Callery pear leaf and fruit

Wednesday is my catch-up day. I don’t teach on campus on Wednesdays, so I can sleep in and take a long, leisurely dog-walk before getting started with grading, online teaching, and other teaching tasks. Wednesday is when I run errands, do laundry, and catch up with housework. My Wednesdays always feature a full to-do list, “catching up” being a never-ending task. But because I don’t typically have to be anywhere at any particular time on Wednesdays, I can take my time chipping away at my midweek to-dos. Wednesdays are always busy, but they are busy in a relaxing way.

Queen Anne's lace

Now that November is over and I’m no longer committed to posting every day, I feel like my blog-mind has started to go to seed. This morning when I walked Reggie on the rail-trail where we often walk on Wednesdays, I couldn’t help taking lots of pictures of plants that have gone to seed, their tidy blooms replaced by fuzzy fluff, wizened fruit, or scraggly bracts. Last week or the week before, I would have stockpiled these Wednesday pictures to use throughout the week, but this morning I wasn’t pushing to feed the blog. Instead, I let Reggie off his leash, and we each walked at our own pace, stopping to sniff or photograph whatever caught our fancy.

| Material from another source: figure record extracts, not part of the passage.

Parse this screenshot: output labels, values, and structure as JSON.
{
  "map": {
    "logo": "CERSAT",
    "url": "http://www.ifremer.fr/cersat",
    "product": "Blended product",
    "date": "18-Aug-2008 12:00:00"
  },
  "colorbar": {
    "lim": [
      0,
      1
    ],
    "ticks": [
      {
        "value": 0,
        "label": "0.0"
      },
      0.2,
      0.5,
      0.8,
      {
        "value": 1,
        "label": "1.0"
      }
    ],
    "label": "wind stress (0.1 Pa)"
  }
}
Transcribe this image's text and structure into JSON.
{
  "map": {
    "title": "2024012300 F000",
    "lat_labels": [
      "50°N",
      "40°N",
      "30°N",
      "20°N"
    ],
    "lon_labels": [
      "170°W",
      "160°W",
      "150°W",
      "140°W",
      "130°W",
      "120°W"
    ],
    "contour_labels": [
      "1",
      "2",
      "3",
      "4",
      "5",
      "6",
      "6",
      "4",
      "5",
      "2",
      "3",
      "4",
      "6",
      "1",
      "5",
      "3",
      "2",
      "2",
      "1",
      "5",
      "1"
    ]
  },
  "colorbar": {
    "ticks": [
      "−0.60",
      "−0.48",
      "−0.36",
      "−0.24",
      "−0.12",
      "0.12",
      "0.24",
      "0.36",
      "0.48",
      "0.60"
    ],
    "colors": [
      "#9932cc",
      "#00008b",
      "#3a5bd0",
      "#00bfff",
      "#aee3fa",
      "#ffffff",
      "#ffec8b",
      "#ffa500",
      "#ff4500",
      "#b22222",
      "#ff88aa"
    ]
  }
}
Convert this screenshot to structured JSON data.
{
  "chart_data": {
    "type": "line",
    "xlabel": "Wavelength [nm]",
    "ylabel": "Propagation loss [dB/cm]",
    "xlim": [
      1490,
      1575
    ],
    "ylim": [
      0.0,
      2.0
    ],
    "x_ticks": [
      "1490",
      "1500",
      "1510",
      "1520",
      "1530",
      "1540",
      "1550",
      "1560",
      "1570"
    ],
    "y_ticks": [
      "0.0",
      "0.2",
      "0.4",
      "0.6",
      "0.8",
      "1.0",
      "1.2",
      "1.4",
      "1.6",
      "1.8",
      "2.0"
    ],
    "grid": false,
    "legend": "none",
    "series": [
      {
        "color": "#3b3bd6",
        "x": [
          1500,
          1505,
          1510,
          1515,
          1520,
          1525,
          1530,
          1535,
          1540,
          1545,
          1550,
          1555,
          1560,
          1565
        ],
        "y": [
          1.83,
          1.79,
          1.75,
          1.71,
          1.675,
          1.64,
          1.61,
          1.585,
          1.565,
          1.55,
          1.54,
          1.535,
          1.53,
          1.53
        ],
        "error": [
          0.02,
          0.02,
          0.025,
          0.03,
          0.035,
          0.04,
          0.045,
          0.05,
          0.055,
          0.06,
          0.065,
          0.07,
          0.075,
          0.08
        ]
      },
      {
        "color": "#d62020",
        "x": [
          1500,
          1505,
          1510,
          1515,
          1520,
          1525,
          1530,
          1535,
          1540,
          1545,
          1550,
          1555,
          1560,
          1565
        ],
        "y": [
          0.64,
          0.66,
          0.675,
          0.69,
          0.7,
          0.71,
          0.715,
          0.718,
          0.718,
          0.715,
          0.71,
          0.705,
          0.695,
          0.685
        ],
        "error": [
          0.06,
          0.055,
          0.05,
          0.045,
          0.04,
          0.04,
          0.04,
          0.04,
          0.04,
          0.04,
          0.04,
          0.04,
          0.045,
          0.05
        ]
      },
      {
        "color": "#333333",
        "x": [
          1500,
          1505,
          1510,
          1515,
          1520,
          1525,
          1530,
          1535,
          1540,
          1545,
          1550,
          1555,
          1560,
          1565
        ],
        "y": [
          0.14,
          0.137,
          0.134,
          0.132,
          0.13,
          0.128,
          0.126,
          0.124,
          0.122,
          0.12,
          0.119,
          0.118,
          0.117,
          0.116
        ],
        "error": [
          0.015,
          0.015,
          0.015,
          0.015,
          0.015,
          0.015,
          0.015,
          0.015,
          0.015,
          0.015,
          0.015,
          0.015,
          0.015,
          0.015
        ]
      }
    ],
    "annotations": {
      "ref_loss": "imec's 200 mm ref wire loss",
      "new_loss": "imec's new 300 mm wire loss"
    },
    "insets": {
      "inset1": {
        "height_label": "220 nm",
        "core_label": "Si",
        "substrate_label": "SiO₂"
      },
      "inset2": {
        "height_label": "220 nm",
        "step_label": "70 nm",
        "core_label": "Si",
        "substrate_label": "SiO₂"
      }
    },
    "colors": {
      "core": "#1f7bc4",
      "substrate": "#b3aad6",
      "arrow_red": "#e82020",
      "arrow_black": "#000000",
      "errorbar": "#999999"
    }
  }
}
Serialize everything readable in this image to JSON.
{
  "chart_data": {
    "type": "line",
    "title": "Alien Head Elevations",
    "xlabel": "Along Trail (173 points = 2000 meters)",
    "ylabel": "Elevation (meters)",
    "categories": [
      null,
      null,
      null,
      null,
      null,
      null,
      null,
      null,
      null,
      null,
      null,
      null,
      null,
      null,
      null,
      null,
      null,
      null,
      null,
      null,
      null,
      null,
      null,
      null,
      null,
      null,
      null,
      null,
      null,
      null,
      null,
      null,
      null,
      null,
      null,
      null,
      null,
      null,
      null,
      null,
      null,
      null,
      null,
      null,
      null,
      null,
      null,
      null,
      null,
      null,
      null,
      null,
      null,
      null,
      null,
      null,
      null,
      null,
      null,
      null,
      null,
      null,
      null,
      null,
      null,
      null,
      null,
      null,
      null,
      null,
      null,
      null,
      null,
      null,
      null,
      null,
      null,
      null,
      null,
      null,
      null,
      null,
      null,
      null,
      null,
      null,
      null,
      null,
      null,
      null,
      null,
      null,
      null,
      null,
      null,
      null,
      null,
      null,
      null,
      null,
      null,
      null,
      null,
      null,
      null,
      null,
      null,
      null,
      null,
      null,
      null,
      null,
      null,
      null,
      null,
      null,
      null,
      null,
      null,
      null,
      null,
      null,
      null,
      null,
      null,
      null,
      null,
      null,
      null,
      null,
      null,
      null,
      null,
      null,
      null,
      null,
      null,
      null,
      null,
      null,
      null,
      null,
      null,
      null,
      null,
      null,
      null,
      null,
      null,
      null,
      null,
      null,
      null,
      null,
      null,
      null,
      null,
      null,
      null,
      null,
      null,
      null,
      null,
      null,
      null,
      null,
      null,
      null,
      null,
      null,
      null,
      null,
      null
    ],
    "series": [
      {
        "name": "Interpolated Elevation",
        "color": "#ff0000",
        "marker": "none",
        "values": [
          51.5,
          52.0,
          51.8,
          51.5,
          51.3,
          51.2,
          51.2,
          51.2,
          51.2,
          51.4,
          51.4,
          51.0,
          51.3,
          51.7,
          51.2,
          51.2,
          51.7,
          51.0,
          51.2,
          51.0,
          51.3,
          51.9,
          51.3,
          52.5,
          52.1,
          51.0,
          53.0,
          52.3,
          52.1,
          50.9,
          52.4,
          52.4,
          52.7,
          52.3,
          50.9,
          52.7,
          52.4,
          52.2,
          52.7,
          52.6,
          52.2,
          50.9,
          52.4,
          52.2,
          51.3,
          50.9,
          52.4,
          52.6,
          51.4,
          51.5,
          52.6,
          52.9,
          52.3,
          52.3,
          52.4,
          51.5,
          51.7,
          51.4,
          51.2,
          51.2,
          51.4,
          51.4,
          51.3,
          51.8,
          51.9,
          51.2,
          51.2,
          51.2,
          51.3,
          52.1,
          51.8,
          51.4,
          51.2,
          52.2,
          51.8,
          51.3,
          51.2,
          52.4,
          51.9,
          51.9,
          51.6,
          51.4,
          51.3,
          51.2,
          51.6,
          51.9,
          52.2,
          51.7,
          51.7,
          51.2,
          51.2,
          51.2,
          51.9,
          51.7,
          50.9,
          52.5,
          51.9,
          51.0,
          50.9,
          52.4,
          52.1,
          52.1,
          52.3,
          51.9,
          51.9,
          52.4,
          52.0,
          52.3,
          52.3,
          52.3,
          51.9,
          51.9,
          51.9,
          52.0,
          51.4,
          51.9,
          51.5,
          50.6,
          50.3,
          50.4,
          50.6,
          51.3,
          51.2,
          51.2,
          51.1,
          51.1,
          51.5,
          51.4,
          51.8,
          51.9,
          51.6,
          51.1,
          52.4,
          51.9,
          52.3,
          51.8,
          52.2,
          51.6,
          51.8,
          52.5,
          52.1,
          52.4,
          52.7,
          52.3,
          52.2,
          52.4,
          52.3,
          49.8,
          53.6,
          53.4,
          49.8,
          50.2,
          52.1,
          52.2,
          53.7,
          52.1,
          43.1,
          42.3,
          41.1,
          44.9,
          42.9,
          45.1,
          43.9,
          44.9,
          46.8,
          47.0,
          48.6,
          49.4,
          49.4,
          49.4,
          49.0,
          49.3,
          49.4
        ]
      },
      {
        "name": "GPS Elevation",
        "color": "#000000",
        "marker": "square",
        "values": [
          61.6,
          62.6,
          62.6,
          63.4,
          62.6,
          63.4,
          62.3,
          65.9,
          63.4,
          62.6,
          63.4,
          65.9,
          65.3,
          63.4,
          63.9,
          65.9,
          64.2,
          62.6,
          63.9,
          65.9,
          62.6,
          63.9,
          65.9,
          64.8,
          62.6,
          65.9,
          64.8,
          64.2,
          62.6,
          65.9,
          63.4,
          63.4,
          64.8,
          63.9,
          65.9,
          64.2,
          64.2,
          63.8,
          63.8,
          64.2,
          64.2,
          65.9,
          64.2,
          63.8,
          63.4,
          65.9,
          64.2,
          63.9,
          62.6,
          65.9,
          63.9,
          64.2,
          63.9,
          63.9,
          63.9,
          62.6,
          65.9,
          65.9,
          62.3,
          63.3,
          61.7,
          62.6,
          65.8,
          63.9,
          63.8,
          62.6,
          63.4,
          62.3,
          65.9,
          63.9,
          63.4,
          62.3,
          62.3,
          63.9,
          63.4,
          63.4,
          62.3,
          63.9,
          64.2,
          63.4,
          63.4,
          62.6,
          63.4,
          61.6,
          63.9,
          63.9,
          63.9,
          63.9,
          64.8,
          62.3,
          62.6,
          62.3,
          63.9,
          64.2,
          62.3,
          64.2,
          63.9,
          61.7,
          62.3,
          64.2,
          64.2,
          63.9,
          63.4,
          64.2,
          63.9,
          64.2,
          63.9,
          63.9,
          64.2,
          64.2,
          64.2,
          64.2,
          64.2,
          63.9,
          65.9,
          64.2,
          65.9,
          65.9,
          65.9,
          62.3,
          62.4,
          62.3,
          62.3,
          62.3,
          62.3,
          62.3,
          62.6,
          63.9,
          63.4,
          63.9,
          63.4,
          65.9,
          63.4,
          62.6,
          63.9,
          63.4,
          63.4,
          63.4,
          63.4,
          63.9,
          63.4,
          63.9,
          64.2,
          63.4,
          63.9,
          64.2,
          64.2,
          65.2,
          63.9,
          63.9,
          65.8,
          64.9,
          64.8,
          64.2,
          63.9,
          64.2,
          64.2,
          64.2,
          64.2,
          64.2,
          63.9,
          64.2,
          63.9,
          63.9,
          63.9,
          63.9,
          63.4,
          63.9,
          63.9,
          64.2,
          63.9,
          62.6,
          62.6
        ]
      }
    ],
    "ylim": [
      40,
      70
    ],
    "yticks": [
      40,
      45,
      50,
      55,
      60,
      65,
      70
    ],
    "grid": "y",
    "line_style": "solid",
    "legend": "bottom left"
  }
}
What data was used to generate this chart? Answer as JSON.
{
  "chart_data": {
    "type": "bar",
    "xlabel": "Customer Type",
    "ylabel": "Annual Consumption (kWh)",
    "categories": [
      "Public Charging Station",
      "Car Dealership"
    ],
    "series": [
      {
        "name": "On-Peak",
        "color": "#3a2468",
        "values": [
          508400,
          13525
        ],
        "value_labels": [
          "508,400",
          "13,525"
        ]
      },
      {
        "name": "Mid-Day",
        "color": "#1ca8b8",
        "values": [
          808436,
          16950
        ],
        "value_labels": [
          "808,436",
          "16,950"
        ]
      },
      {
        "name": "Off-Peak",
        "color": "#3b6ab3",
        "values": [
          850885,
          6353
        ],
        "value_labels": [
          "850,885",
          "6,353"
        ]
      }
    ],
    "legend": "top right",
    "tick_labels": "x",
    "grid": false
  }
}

Instead of clinging to the blooms of seasons past, we allowed things to ripen into untidy seediness.

Grass gone to seed

I think my fondness for flowers that have gone to seed is related to my fondness for weeds. Gone-to-seed flowers, like weeds, are scraggly, scrappy, and untidy. Gone-to-seed flowers, like weeds, have no place in a proper garden, as respectable gardeners diligently deadhead those blossoms that are past their prime. It should come as no surprise that for all my fondness for wildflowers and weeds, I’m no gardener, content to let my landlord keep my yard from falling into unbridled fecundity. If it were up to me, plants as well as dogs would be free to run off-leash, enjoying the leisure of commitment-free days to flower, fade, and fruit in their own time, not mine.